One of the medical newspapers, Pulse, has a news article saying that there has been a drop in the number of homeopathic prescriptions by GPs in the UK. In 2005, there were 83,000 written, and in 2007, it had fallen to 49,300.
This is good news. It could be that GPs are becoming more critical about the evidence for their prescriptions, or patients are being more critical of the evidence for what works. One UK NHS homeopathic hospital has had funding withdrawn. The National Institute for Clinical Excellence evaluates interventions and recommends that treatments of marginal or no cost effective benefit are not funded. However it is most unfair that homeopathy, which the evidence says doesn’t work beyond that of placebo, has yet to undergo a similar evaluation.
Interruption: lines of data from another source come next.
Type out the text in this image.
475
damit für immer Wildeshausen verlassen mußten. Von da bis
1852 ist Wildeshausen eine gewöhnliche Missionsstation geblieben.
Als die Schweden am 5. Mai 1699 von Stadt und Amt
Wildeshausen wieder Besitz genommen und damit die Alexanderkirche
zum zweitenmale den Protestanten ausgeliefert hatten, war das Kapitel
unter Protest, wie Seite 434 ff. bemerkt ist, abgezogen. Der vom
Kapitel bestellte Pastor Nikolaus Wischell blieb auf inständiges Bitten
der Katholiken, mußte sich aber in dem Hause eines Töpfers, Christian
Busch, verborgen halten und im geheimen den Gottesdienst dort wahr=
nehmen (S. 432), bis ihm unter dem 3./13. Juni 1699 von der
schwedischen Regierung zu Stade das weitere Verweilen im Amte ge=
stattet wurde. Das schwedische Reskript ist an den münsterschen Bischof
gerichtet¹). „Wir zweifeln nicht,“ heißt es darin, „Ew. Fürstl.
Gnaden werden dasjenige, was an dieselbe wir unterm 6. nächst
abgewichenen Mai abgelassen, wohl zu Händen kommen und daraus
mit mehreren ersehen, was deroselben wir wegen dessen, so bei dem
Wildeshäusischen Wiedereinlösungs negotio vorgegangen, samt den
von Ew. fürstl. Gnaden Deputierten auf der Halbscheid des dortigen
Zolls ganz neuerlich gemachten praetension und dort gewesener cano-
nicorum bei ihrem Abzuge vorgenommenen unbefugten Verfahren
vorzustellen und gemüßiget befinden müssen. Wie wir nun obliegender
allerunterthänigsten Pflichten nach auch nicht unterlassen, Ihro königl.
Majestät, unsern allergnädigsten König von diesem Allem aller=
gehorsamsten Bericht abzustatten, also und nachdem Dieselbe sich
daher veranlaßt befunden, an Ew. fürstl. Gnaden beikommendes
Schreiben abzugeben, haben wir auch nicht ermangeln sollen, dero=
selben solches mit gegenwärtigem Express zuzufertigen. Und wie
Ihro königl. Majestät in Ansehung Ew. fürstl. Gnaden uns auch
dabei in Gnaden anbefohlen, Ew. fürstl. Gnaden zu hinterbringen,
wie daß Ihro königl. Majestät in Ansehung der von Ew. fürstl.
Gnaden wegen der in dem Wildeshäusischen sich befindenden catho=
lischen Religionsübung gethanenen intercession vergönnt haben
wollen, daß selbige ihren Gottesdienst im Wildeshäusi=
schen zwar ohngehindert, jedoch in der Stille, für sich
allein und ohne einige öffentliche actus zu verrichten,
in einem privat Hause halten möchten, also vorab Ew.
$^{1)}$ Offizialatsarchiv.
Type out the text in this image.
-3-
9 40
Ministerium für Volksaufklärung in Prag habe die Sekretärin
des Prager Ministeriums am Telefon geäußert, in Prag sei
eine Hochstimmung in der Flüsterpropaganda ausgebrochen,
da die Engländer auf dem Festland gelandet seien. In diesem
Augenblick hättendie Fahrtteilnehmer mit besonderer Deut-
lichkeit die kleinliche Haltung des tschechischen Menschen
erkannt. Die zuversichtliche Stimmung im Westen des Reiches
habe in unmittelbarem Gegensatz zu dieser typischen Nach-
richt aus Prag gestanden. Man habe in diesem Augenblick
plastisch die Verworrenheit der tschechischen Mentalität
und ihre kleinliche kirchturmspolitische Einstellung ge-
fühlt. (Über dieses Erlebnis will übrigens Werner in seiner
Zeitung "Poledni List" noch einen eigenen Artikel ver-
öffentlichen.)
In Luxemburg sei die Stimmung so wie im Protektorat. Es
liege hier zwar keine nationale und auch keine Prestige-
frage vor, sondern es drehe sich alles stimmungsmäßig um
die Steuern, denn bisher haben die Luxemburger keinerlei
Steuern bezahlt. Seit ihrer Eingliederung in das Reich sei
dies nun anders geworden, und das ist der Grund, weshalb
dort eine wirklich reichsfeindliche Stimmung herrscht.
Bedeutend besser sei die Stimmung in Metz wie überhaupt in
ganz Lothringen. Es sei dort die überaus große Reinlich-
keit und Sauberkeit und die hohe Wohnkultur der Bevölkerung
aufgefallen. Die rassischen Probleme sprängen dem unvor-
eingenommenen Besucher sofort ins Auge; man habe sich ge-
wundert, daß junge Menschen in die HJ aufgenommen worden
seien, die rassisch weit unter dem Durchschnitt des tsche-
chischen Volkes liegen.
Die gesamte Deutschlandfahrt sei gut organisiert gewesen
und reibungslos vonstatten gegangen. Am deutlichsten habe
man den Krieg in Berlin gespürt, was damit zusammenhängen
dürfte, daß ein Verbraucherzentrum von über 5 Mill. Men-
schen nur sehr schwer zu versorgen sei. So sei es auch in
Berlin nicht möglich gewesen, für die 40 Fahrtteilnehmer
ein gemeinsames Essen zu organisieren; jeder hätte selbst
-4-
Having said that, homeopathy does have a placebo effect, a valuable thing. The placebo effect could be regarded more broadly as the beneficial effects of medicine which are not mediated by a biologically active ‘medical’ intervention itself – placebo pills and even placebo surgery have been found to have beneficial effects for patients. So have, for example, continuity of care, and longer appointment times. The ethics of using placebos are fraught. However, there is no such ethical problem with providing longer appointments and continuous care. It seems most unfair that the people currently allowed to benefit most from the placebo effect are those who are prepared to use homeopathy. There are other, better things that could be used for more people to benefit from such ‘caring effects’.